It was a faltering query which followed the assertion. "The question is, what is right?"
"Amen to that!" he cried. "Yes, right, right. And who says it is not right?"
She had been so sure she would never marry again that she had never sought exact knowledge of her church's attitude in this regard, and yet now she had her fears. She knew that no Roman Catholic could marry again during the life of a divorced husband or wife, except by special dispensation, and she was aware of the increasing reluctance of the officials of her own church in this country to give the sanction of the marriage service to the remarriage of divorced persons; but she had never examined the church canon on the subject, for she had flattered herself that she would never need to. Discussions of the topic which she had listened to or read had played like lightnings around her oblivious head, but had served merely to intensify her repugnance to the blatant divorces and double-quick marriages, which she had seen heralded from time to time in the daily press, and which had recently been brought home to her with peculiar force by the events in Mrs. Wilson's family circle. Now the flare of the lightning was in her own eyes, and her brain was numb with the emotion of the personal shock.
"Would Mr. Prentiss marry me to you?" she asked, seeking as usual the vital issue.

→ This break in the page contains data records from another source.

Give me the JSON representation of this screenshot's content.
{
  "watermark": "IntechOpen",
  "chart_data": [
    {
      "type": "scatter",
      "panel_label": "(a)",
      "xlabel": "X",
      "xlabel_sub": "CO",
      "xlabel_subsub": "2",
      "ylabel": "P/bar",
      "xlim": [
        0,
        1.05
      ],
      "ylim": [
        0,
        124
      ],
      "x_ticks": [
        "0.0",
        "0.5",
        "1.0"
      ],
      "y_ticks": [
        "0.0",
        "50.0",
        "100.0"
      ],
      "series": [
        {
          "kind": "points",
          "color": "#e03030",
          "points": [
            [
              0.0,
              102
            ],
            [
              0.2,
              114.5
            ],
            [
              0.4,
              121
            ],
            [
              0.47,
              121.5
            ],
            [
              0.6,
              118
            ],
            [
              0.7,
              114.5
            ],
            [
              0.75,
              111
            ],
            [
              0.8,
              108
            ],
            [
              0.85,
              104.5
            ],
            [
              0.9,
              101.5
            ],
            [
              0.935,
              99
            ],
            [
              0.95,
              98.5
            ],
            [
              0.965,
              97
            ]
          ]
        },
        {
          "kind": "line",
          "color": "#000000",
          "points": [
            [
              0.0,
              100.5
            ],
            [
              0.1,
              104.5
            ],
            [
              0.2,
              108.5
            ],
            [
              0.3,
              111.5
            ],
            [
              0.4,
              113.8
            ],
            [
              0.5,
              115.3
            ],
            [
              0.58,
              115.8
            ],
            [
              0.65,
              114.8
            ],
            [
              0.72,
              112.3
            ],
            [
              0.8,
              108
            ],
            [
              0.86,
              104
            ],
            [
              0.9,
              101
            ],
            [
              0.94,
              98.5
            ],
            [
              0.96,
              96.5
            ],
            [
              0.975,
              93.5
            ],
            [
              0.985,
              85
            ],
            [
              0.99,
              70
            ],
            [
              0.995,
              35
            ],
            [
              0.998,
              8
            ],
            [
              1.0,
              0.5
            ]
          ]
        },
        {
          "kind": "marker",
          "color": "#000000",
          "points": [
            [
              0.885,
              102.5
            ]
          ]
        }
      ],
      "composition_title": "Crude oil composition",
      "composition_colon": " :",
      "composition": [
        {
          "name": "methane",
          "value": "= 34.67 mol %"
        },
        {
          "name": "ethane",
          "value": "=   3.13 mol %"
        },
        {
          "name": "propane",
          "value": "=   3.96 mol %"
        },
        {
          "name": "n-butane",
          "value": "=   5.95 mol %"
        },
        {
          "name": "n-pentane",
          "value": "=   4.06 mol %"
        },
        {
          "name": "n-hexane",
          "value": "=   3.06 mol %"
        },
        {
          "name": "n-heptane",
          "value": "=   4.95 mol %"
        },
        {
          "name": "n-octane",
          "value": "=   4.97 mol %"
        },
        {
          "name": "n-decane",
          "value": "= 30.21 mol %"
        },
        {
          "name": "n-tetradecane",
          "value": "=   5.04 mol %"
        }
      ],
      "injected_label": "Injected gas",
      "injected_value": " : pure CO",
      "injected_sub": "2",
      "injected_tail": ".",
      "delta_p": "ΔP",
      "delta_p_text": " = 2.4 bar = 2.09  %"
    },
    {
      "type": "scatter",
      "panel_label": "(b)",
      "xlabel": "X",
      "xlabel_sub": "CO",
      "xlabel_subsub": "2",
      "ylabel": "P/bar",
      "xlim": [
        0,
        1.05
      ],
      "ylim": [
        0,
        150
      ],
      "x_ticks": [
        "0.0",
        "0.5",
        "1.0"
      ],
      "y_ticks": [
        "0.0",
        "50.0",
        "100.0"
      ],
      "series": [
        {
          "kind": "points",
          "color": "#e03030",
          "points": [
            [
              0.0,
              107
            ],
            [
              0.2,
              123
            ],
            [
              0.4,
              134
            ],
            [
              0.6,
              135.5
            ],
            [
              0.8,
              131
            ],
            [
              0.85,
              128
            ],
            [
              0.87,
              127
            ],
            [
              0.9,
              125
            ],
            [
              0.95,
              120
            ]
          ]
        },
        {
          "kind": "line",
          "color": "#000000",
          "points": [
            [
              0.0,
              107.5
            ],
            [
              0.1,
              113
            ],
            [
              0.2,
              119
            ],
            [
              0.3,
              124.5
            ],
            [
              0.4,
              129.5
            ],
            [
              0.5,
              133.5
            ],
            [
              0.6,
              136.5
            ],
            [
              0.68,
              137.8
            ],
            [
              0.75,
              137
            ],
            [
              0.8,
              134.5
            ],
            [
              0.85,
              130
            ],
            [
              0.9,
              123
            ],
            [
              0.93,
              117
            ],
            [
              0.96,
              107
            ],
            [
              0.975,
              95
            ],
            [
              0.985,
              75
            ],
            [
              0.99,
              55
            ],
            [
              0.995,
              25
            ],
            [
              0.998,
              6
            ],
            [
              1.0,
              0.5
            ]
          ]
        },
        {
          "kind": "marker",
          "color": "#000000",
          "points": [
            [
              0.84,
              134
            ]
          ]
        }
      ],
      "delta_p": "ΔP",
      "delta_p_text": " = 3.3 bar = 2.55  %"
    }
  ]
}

"Your clergyman?" His query was merely to gain time. But he loved directness, too. "Suppose that he would not, there are plenty of clergymen who would."
"But he is my clergyman."
Gordon moved his chair nearer, and bending forward, took her hand in both of his.
"Dearest, this question is for you and me to settle, not for any outsider. It must bear the test of right and wrong, as you say, but I ask you to look at it as an intelligent human being, as the sane, noble-hearted American woman you are. The State—the considered law of the community in which we live—gives you the right to a divorce and freedom to marry again. Who stands in the way? Your clergyman—the representative of your church. The church erects a standard of conduct of its own and asks you to sacrifice your life to it. It is the church against the State—against the people. It is superstition and privilege against common sense and justice. I should like to prove to you by arguments how truly this is so."
"But I would rather not listen to your arguments now," she interposed. "I am on your side already. My heart is, and—I think my common sense."
His pulses gave a bound. "Then nothing can keep us apart!" he cried, pressing his lips upon her hands and kissing them again and again. "You are mine, we belong to one another. Why should a young and beautiful woman starve her being on such a plea, and reject such happiness as this?"